John Unsworth, Illinois. "Idiosyncrasy at scale: digital curation and the digital humanities."
Can't remove ambiguity in the humanities (the way you can in chemistry)! We'd remove everything that matters. This can make it hard to talk about humanities "data" (is there a thermometer for the zeitgeist?). Humanities data are idiosyncratic because the people who make them are.
Research methods are changing as traditional objects of humanities study (e.g. diaries, correspondence) become born-digital. Still have to "tame the mess," recognize that mess has value, including as a mess. Is departure from the norm an "error" or a "data point"?
"Retrieval is the precondition for use; normalization is the precondition for retrieval." (Not sure I agree with this! Techniques exist to deal with messiness.)
Six laws to give us pause:
- Scholars interested in particular texts.
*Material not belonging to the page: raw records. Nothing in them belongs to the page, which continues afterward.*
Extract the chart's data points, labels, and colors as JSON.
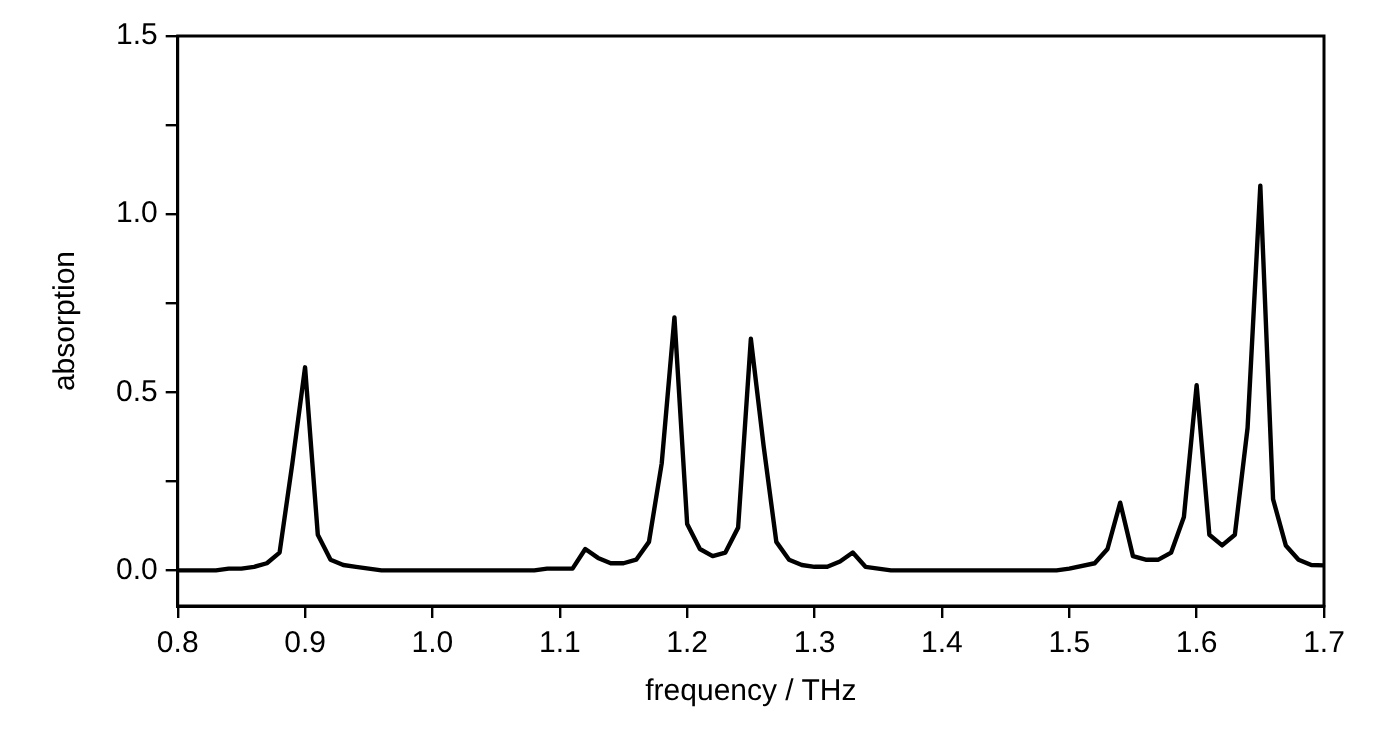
{
  "chart_data": {
    "type": "line",
    "xlabel": "frequency / THz",
    "ylabel": "absorption",
    "color": "#000000",
    "marker": "none",
    "line_style": "solid",
    "grid": false,
    "legend": false,
    "x": [
      0.8,
      0.83,
      0.84,
      0.85,
      0.86,
      0.87,
      0.88,
      0.89,
      0.9,
      0.91,
      0.92,
      0.93,
      0.94,
      0.95,
      0.96,
      1.08,
      1.09,
      1.11,
      1.12,
      1.13,
      1.14,
      1.15,
      1.16,
      1.17,
      1.18,
      1.19,
      1.2,
      1.21,
      1.22,
      1.23,
      1.24,
      1.25,
      1.26,
      1.27,
      1.28,
      1.29,
      1.3,
      1.31,
      1.32,
      1.33,
      1.34,
      1.36,
      1.49,
      1.5,
      1.52,
      1.53,
      1.54,
      1.55,
      1.56,
      1.57,
      1.58,
      1.59,
      1.6,
      1.61,
      1.62,
      1.63,
      1.64,
      1.65,
      1.66,
      1.67,
      1.68,
      1.69,
      1.7
    ],
    "values": [
      0,
      0,
      0.005,
      0.005,
      0.01,
      0.02,
      0.05,
      0.3,
      0.57,
      0.1,
      0.03,
      0.015,
      0.01,
      0.005,
      0,
      0,
      0.005,
      0.005,
      0.06,
      0.035,
      0.02,
      0.02,
      0.03,
      0.08,
      0.3,
      0.71,
      0.13,
      0.06,
      0.04,
      0.05,
      0.12,
      0.65,
      0.35,
      0.08,
      0.03,
      0.015,
      0.01,
      0.01,
      0.025,
      0.05,
      0.01,
      0,
      0,
      0.005,
      0.02,
      0.06,
      0.19,
      0.04,
      0.03,
      0.03,
      0.05,
      0.15,
      0.52,
      0.1,
      0.07,
      0.1,
      0.4,
      1.08,
      0.2,
      0.07,
      0.03,
      0.015,
      0.014
    ],
    "xlim": [
      0.8,
      1.7
    ],
    "ylim": [
      -0.1,
      1.5
    ],
    "xticks": [
      0.8,
      0.9,
      {
        "value": 1,
        "label": "1.0"
      },
      1.1,
      1.2,
      1.3,
      1.4,
      1.5,
      1.6,
      1.7
    ],
    "yticks": [
      {
        "value": 0,
        "label": "0.0"
      },
      {
        "value": 0.25,
        "label": null
      },
      0.5,
      {
        "value": 0.75,
        "label": null
      },
      {
        "value": 1,
        "label": "1.0"
      },
      {
        "value": 1.25,
        "label": null
      },
      1.5
    ]
  }
}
- Tools are only useful if they can be applied to texts of interest.
- No one collection has all texts.
- No two collections are format-identical.
Therefore: humanities data narratives include normalization (of "Frankendata:" broadly aggregated but imperfectly normalized data). Lots of different kinds of normalization (spelling, punctuation, chunking, markup, metadata).
Example: MONK project, using EEBO and ECCO within the CIC. (Me, on soapbox: This. THIS. is the collateral damage from "sustainability" initiatives that impose firewalls around content. If you're not in the CIC, too bad so sad, you can't use these data.) Lots of data-munging which I won't recount.
Example: Hathi Trust, now available through API. Will be central player in developing research uses for digitized texts. Doing preprocessing/normalization blows up storage space necessary by 100x. There will be a research center established for working with this corpus.
Can we crowdsource corrections, a la GalaxyZoo? People are interested and willing, it can't be automated, and we need the help.
How do I keep my solution from becoming your problem? Association for Computers in the Humanities trying to crowdsource some best-practices recommendations for humanities researchers on managing their digital/digitized collections. Immediate conflict on DHAnswers site: to use markup or not to use markup? Practical upshot: when do we have usefully shareable data? When should we stop messing with it so others can use it? What's data and what's data interpretation, and what do we do when they coexist in the same marked-up text?
Humanities data is bigger than books! Books are the tip of the iceberg. NARA strategy for digitizing archival materials: they have 5x the pages of what's in Hathi Trust, in much less tractable forms than the books Google/Hathi is working on. And that's just one archive! We'll have to learn how to manage this kind of scale.